Un retour sur ses décisions financières
Retraité, auteur et père au foyer basé à San Francisco, Sam Dogen admet que l’achat d’une maison coûteuse en 2023 a chamboulé sa situation financière post-retraite. Selon lui, cet achat a conduit à une diminution significative de ses revenus liquides et passifs. « En tant que famille de quatre personnes avec deux enfants, nous avions moins de revenus liquides ou passifs, ce qui m’a fait me sentir assez mal à l’aise », déclare-t-il.
Dogen évoque également les bénéfices potentiels d’un travail prolongé durant les années précédant sa retraite. « Si j’avais travaillé plus longtemps, j’aurais probablement pu économiser et investir 1 million de dollars supplémentaires », estime-t-il. Un tel montant aurait pu générer environ 40 000 € supplémentaires chaque année à un taux d’intérêt de 4%.
La peur du manque de sécurité
Après avoir vendu des actifs pour financer sa nouvelle maison, Dogen a vu son revenu passif chuter d’environ 380 000 $ à 230 000 $, entraînant une intensification des inquiétudes concernant sa capacité à subvenir aux besoins familiers. La nécessité mentale d’une sécurité financière s’est alors fait sentir fortement : « C’était psychologique, comme une perte d’identité ou de but ».

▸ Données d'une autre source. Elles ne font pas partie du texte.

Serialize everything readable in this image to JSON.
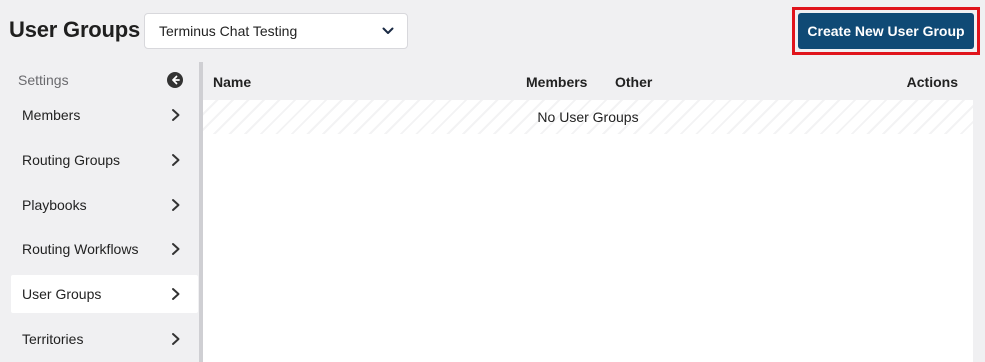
{
  "header": {
    "title": "User Groups",
    "org_select": {
      "value": "Terminus Chat Testing",
      "icon": "chevron-down-icon"
    },
    "create_button": "Create New User Group",
    "highlight_color": "#e0141c",
    "button_color": "#0f4a75"
  },
  "sidebar": {
    "section_label": "Settings",
    "back_icon": "circle-arrow-left-icon",
    "items": [
      {
        "label": "Members",
        "active": false
      },
      {
        "label": "Routing Groups",
        "active": false
      },
      {
        "label": "Playbooks",
        "active": false
      },
      {
        "label": "Routing Workflows",
        "active": false
      },
      {
        "label": "User Groups",
        "active": true
      },
      {
        "label": "Territories",
        "active": false
      }
    ]
  },
  "table": {
    "columns": [
      "Name",
      "Members",
      "Other",
      "Actions"
    ],
    "empty_message": "No User Groups"
  }
}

Pour pallier cette insécurité, Dogen a accepté un emploi à temps partiel dans une startup fintech fin 2023 mais n’y est resté que quatre mois. « Je n’ai pas manqué les réunions inutiles et j’ai pu économiser environ 10 000 € par mois pour aider à reconstituer mon revenu perdu ».
Réfléchir avant d’agir
Il aborde aussi l’impact familial que cela engendre lorsqu’on prend la décision d’avoir des enfants après la retraite anticipée : « Peut-être que je suis techniquement plus pauvre qu’avant parce que je me suis retiré tôt ». Pour lui, le désir consumant d’assurer le bien-être financier pour ses enfants peut représenter un défi redoutable lors du choix entre travailler davantage ou profiter pleinement du temps passé avec eux.
Dogen met également en garde ceux qui envisagent une telle retraite précipitée : « Si vous ne pouvez pas vivre avec 50% ou même 80% de votre chèque de paie pendant six mois à un an, vous devriez continuer à travailler et épargner ».
Conseils pour réussir la transition vers la retraite
Pour ceux désireux d’envisager leur propre départ prématuré du marché du travail, il suggère plusieurs étapes préventives telles que constituer une épargne suffisante et prévoir une bonne indemnité de départ afin de pouvoir opérer cette transition sans précipitation.
« J’ai parlé à des gens… trois mois plus tard ils ont paniqué et ont obtenu un nouvel emploi », relate-t-il sur les dangers émotionnels liés au retrait précoce du monde professionnel; quelque chose qu’il tente maintenant prévenir via son blog « Samurai financier ».
Ce récit met ainsi en lumière non seulement les défis économiques auxquels font face ceux qui choisissent la retraite anticipée mais illustre également l’importance cruciale d’une préparation adéquate pour éviter des regrets futurs.